Cognitive ability is different because it's not subject to such hard physical limits, and in addition because, in my opinion, we're not nearly as close to the limits of what people can learn as we are to what people can be trained naturally to do with their bodies. You can't double your height, so a very short person will be at a serious disadvantage for all time in the long jump. But people can greatly increase memory, for instance, through training. I don't think you can draw very many valid parallels between current limitations on intellectual abilities and athletics. Intellect is limited by teaching a lot of the time today; I guess that the closest I can come would be a child denied vitamins growing up, and turning out to have stunted growth. We've figured out nutrition to a greater degree than teaching and learning.

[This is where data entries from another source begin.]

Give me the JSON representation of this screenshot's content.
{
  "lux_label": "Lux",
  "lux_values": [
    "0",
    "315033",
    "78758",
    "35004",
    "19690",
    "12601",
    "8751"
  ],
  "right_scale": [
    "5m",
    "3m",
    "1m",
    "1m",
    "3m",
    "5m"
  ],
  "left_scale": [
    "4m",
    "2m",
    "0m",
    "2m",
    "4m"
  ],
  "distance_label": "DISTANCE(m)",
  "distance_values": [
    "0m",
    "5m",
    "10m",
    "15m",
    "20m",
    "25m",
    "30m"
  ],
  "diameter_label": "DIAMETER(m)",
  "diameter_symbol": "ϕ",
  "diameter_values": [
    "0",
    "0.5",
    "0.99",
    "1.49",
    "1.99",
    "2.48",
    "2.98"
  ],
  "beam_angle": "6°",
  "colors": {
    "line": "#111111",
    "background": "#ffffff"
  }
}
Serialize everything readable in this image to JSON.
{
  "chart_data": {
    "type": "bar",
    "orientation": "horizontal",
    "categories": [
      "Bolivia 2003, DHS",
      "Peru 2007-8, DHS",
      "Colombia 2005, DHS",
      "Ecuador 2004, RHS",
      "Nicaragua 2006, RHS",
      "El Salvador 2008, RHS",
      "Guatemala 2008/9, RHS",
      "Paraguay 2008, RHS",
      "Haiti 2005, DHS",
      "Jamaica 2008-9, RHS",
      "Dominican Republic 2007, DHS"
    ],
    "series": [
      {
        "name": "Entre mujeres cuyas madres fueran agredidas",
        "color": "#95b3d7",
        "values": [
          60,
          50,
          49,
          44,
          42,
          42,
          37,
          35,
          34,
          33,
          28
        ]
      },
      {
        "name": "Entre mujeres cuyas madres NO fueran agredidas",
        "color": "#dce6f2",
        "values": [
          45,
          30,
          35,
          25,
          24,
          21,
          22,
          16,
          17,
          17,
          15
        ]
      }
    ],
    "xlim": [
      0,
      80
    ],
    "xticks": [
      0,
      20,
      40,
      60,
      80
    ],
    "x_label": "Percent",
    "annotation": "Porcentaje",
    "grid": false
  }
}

A long time ago, people weren't trained to do much intellectually compared to today; reading and writing was considered a big deal. Learned people of those days would likely have been astounded by the algebra skills of a fairly ordinary high school math student of today. And if you had tried to teach someone ordinary algebra in adulthood, perhaps a person with above-average IQ for that time, but dulled through lack of teaching that would be ordinary today, you would have had a much tougher time, perhaps an impossible one, much the same way a child raised by dogs can't learn much human language in the end.

I don't know what would prevent an ordinary person from learning much more than ordinary people learn today. I see no reason to think we've figured out optimal ways of teaching people. It just seems impossible to me. We all gripe here every day about ways in which schools are failing our kids, but they routinely fail most kids IMHO.